Likewise, imperious hotel valet Ms. Gunther (Susan Kellermann) first perceives Georgia as the enemy, as Gunther is too snooty and regimented to appreciate her guest’s vivacity and kindness, not to mention paid by Kragen to snoop in Georgia’s luggage. Gunther’s eventual turnaround is premised on Georgia’s irresistibility. Full of insight and advice, she also teaches by doing, enthusiastically taking up snowboarding, gambling, base jumping, and cooking with Chef Didier (in a by-the-numbers montage, for which they agree, “It’s not how you start, but how you finish!”).

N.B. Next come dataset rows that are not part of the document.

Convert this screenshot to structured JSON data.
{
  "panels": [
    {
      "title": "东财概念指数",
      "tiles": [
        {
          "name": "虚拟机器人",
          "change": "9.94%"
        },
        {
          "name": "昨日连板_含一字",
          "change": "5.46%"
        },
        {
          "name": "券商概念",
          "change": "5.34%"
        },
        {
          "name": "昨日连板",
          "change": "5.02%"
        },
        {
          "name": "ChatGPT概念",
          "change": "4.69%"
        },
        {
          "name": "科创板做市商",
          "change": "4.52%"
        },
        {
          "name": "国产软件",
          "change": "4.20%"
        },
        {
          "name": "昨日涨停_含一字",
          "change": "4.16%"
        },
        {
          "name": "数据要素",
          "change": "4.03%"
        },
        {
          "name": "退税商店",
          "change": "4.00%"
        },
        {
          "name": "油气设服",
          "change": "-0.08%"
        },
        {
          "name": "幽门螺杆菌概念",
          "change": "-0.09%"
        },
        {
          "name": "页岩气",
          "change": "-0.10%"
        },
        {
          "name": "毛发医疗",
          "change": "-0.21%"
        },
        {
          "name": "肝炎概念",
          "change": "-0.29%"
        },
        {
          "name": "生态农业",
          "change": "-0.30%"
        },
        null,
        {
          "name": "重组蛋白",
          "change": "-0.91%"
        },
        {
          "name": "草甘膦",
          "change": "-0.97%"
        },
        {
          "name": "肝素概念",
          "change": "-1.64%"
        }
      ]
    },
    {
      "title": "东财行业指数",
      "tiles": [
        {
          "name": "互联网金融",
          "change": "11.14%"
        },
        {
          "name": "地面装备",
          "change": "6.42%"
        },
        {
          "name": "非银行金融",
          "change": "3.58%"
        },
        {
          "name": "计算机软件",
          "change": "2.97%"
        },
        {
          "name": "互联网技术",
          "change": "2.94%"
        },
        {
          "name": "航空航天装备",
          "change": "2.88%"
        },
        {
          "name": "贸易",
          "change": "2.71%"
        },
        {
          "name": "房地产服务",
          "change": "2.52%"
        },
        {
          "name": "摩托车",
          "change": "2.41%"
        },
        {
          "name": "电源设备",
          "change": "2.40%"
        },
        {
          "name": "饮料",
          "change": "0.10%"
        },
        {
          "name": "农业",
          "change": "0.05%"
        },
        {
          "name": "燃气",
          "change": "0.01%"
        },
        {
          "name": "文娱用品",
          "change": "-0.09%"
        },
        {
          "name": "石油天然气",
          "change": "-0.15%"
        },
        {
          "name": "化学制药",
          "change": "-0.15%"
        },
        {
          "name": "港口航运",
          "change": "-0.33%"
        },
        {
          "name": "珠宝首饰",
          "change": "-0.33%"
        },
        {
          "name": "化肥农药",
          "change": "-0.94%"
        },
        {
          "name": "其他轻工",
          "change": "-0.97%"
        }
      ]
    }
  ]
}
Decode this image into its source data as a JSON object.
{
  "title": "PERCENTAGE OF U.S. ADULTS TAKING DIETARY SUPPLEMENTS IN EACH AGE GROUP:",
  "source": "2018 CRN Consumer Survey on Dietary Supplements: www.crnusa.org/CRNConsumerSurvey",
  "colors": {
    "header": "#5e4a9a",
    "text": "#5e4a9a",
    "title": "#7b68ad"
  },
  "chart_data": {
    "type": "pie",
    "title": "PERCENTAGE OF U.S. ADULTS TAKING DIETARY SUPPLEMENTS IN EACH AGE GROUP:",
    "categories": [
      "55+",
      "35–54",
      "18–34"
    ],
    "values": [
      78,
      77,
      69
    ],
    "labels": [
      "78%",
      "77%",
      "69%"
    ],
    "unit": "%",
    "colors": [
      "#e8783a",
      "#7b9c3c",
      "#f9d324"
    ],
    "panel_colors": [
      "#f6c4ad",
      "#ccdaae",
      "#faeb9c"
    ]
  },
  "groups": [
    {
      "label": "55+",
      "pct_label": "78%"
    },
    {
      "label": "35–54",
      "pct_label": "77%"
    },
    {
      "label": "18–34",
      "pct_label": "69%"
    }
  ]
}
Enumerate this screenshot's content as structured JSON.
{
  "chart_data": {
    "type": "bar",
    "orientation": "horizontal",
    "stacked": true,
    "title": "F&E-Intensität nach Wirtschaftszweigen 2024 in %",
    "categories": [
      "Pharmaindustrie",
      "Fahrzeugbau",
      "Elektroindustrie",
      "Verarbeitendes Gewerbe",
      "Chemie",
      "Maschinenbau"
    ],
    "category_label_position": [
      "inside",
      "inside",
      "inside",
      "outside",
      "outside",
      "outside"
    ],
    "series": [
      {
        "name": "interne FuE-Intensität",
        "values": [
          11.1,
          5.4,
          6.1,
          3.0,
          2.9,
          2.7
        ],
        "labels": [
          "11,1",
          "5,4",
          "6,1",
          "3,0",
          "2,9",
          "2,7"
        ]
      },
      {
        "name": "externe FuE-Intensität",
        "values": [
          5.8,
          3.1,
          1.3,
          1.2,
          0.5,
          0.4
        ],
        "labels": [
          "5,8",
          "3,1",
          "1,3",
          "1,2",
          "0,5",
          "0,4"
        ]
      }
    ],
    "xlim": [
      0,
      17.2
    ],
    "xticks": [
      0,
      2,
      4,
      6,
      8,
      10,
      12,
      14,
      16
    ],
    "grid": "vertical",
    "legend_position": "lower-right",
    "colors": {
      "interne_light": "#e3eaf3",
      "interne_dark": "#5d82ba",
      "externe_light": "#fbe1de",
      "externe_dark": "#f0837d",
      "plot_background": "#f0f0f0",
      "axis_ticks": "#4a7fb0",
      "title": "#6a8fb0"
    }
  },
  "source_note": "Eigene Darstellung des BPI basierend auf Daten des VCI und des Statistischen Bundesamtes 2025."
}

Compassionate and centered, Georgia has something of the Magical Negro about her, as she sheds light on all the troubles of her wealthy white fellows. That said, she does have her own happy ending, and she doesn’t have to sacrifice herself for anyone, even if she thinks that’s where she’s headed for the bulk of the movie. At the same time, the film offers a rudimentary class critique in working-class Georgia’s boisterous reeducation of the hoity-toity types. But none of these bits — and the film reads like a series of bits — quite grants Latifah a performance stretch. She’s Latifah pretending to be plain, then she’s Latifah shining her considerable light on everyone else.

While the assembly of actors is surely appealing (aside from the unstoppable Latifah, Hutton is actually very good as the not-so-slow-burning Kragen; you might imagine he’s got a Matt Dillonish recuperation in his future), this comfort-foodish film can’t get out from under its burden of clichés. As she gains increased clout (maybe her new Hollywood star counts for something), perhaps the Queen can angle for work that’s challenging and rewarding for all her subjects.